Plus grave fût ce qui se passa à la communauté d’agglomération. Parce que la période l’y incitait, un olibrius du Front National profita de ce conseil convoqué par Bernard Leroy pour prendre la parole. Il est délégué désigné. On ne peut l’en empêcher. D‘ordinaire, nul n’y prête attention. Avec la famille Le Pen à 30% des voix dans l’Eure, c’était naturellement une autre affaire. Faisant preuve d’une rare grossièreté, cet individu s’en prit au maire de Bohicon, Luc Atropko, qui était ce soir là notre invité et, dans une moindre mesure, à celui qui pilote bien des délégations africaines en Normandie, Hubert Zoutu notre collègue d’Heudebouville, dont il n’a échappé à aucun de ceux qui l’approchent que sa peau a des reflets moins pâles que la mienne. Parce que le moment qui lui était offert s’y prêtait merveilleusement, nous avons eu droit avec le représentant de Mme Le Pen au Pont-aux-Anes du racisme le plus crétin et de la bonne conscience coloniale la plus bornée. Nous avons, par notre maladresse, je ne veux pas penser complicité, ajouté à ses moyens de campagne et à son temps de parole un bonus inespéré. Il y a bien un responsable à cela ?

Pour moi c’est Bernard Leroy. Comme la Quatrième République à qui on pardonnait de gouverner mal parce qu’elle gouvernait peu, il préside avec parcimonie. Avec modération, comme on le dit de l’absorption d’alcool, c’est à dire à faible dose. Aucune chance qu’en soufflant dans le ballon, on ne lui diagnostique un excès d’autorité ou un coma pragmatique. C’est d’ailleurs ce qui, en général, fait son charme. Pas au cas présent. Son silence obligea notre hôte africain à se défendre lui-même pour répliquer aux propos scandaleux qui furent proférés contre lui, propos qu’on peut regretter au nom des lois sacrées de l’hospitalité, mais surtout en vertu de notre éthique, de nos valeurs, de la devise de notre pays. Heureusement, notre ami béninois, donnant une leçon d’éloquence à ceux qui restaient muets, terrorisés par l’incident, fit rentrer avec habileté, avec fermeté, la bête immonde dans le ventre encore fécond d’où elle était sortie.

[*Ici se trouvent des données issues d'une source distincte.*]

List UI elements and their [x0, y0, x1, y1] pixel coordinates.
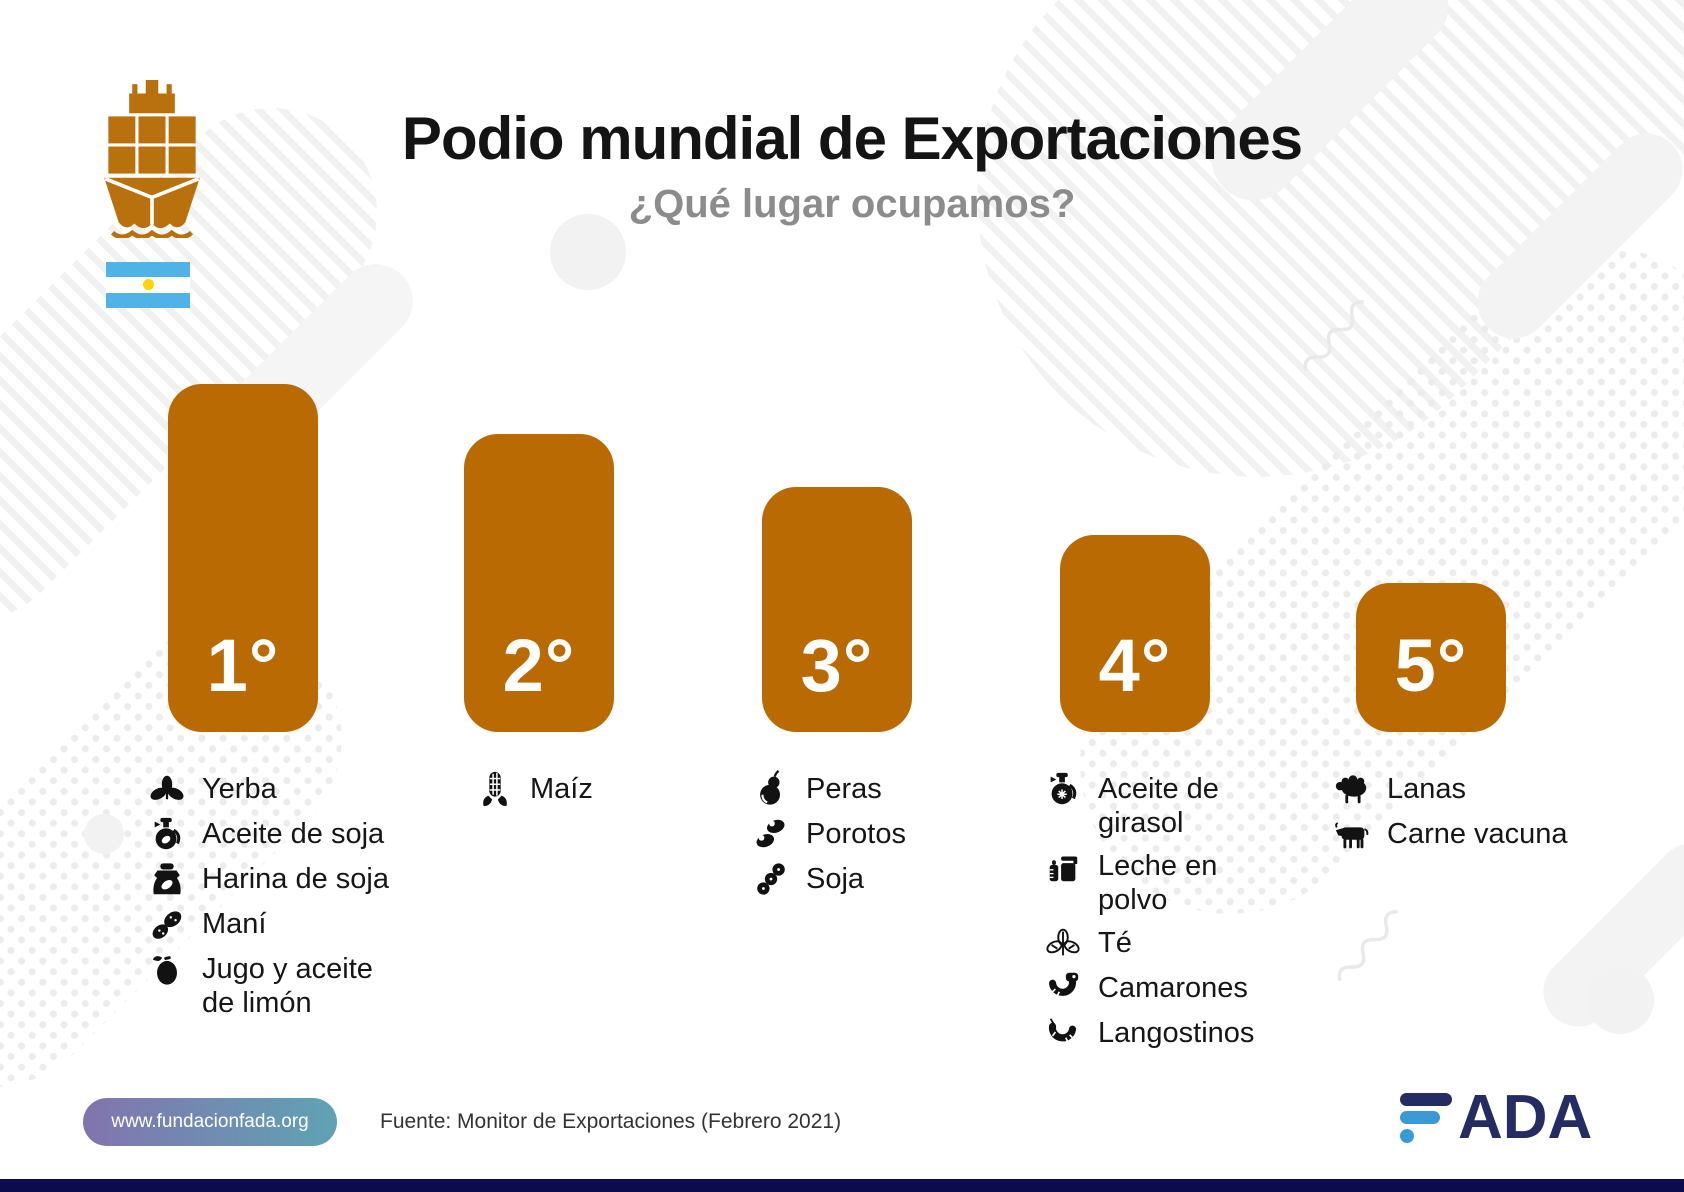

Quelle leçon en tirer ? Oublions l’impréparation, l’inconsistance et l’improvisation de ces débats, puisque c’est une constante de notre intercommunalité. Ce qu’il faut retenir, c’est que l’agglomération Seine-Eure, parce qu’elle n’a vu venir ces cinq semaines d’élections dont chacun sait depuis juste cinq ans qu’elles allaient intervenir au printemps 2017, parce qu’elle n’est pas parvenue à adopter la réserve avisée qui sied aux périodes délicates de la politique hexagonale, parce que bureaucratiquement elle a continué d’avancer, seule de son espèce, qu’il pleuve, qu’il vente, et même si les loups sont entrés dans Paris, a offert un extraordinaire porte-voix à des propos probablement xénophobes, sans doute racistes, certainement indignes. Quitte à se réunir, elle aurait pu lancer un appel démocratique et républicain à toutes les femmes et à tous les hommes de bonne volonté pour faire chuter le Front National, battre le tambour de la mobilisation pour que recule l’abstention. Elle s’en est bien gardée. Cela ne lui est même pas venu à l’esprit. Non, il lui fallait remplir une double mission sacrée : voter son PLUI et permettre au représentant plénipotentiaire et titubant de Mme Le Pen de proférer quelques horreurs choisies. Mission remplie.